S’il y a bien un critère de première importance, c’est non seulement la qualité
du poisson qui est ici irréprochable mais aussi sa cuisson. Et c’est un peu la
que le bât blesse. La chaire est un peu trop cuite même si le goût est là. L’accompagnement
est plutôt bienvenu mais comme ce poisson est vraiment au cœur de l’assiette on
regrettera cette minute de trop.
Le dessert
en forme de boule de chocolat noir dans laquelle se trouve une autre boule de
chocolat blanc et une préparation à base de noix de coco et d’ananas est aussi
un peu classique au niveau des saveurs et un peu trop sucré.
Quelques
jolies mignardises pour compléter ce repas.
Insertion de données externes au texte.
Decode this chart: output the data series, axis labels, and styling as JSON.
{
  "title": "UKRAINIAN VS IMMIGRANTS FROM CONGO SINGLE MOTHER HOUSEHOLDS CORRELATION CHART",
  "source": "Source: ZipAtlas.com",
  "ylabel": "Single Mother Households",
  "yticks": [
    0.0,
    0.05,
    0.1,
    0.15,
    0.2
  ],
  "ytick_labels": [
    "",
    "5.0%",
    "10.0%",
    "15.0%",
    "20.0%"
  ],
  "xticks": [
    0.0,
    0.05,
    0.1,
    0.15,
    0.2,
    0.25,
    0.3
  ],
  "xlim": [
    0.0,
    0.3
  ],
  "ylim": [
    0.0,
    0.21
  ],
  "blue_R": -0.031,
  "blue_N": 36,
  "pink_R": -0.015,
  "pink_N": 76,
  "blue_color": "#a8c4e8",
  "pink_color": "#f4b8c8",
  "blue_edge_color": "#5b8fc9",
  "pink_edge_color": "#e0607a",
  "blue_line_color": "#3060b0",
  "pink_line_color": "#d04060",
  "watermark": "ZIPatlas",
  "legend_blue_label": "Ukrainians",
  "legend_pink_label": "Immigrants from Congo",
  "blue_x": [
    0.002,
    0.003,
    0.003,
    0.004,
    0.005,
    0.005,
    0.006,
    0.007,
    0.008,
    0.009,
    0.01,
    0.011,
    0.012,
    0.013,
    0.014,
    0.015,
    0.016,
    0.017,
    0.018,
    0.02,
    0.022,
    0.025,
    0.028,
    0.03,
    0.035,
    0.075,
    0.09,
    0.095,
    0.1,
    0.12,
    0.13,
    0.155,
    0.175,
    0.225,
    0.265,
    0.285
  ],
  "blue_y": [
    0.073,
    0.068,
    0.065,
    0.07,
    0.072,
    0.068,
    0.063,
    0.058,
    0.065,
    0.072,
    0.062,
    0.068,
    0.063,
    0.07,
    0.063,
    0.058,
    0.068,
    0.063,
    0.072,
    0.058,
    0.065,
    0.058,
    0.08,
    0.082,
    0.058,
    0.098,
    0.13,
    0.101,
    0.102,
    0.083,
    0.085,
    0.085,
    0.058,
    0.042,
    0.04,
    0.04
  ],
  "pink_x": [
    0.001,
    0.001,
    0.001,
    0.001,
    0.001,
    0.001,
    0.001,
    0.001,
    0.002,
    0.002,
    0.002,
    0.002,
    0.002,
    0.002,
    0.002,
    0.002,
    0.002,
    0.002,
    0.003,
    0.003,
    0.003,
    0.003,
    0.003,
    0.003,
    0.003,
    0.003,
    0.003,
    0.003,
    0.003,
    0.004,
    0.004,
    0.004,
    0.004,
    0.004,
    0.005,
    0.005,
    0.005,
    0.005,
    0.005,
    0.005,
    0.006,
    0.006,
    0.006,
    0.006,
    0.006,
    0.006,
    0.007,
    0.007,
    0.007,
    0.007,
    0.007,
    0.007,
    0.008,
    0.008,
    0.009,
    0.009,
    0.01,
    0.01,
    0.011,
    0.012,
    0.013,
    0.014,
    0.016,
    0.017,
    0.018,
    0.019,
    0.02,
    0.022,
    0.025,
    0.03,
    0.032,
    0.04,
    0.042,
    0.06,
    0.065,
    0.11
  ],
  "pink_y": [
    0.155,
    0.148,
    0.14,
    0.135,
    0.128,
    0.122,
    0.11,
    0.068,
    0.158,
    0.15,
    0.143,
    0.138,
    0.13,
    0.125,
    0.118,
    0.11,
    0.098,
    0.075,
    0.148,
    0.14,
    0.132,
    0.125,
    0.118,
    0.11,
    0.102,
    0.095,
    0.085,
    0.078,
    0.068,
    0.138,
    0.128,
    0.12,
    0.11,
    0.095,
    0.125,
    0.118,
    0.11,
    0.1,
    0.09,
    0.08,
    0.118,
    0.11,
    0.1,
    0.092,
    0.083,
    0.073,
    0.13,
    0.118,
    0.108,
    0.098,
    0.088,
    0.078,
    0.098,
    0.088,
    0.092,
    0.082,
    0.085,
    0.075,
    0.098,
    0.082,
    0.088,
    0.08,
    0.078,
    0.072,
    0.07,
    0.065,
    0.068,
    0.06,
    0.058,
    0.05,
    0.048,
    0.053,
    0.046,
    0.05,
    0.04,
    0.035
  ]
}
Tartelettes, noisettes enrobées de
chocolat et fines lamelles d’agrumes et betteraves séchées.
La carte
des vins est un vrai roman et un modèle dans son genre, cependant extrêmement
chère. Une bouteille de Vie Di Romans Flors di Uis 2013. Un superbe vin du
Frioul réalisé à base de Riesling avec une couleur dorée, des nez de rose et de
jasmin.
Ensuite un Nebbiolo
d’Alba Hilberg 2011, très agréable vin du Piémont, élégant, structuré avec une
belle harmonie au nez et en bouche.
Nous continuerons
cette très belle soirée en passant au premier au bar Cavour qui ressemble un
peu à une bibliothèque.
On y verra
d’anciens menus affichés dans des cadres ainsi que d’anciennes peintures. Un
très joli bar où l’on peut également manger quelques petites assiettes.
Face à ce
bar une salle pour passer la soirée avec quelques cocktails.
Et même un tout
nouveau salon où l’on pourra fumer le cigare.
On se
réjouira de passer par les cuisines où nous pourrons discuter un moment avec le
chef qui s’avéra être tout à fait ouvert à la discussion et à l’échange d’idée.
Depuis la
réouverture du restaurant, celui-ci a racheté l’ancienne pharmacie adjacente
qui a été reconvertie en un lieu pour prendre un café, une épicerie et pâtisserie-chocolaterie
la journée.
En sous-sol
une impressionnante cave à vin avec plusieurs milliers de bouteilles.
Un concept
très ambitieux qui ne peut en rester là avec tous ces investissements. L’avenir
nous dira si la clientèle sera présente dans cette très grande structure. Quoi
qu’il en soit, cette salle de restaurant est absolument remarquable, de toute
beauté avec une élégance sans équivoque. La cuisine de Matteo Baronetto est
encore partagée entre une créativité de très bon goût car n’utilise pas de
techniques moléculaires mais se plait à retravailler de manière complètement
différente cette cuisine Piémontaise. De assiettes souvent impressionnante de
justesse mais quelques-unes un peu moins convaincantes car peut-être trop
classiques. Il y a fort à parier que sa cuisine évoluera en fonction de la
clientèle et de sa reconnaissance internationale. Toujours est-il que ce fût un
de mes repas en Italie les plus impressionnant dans son ensemble.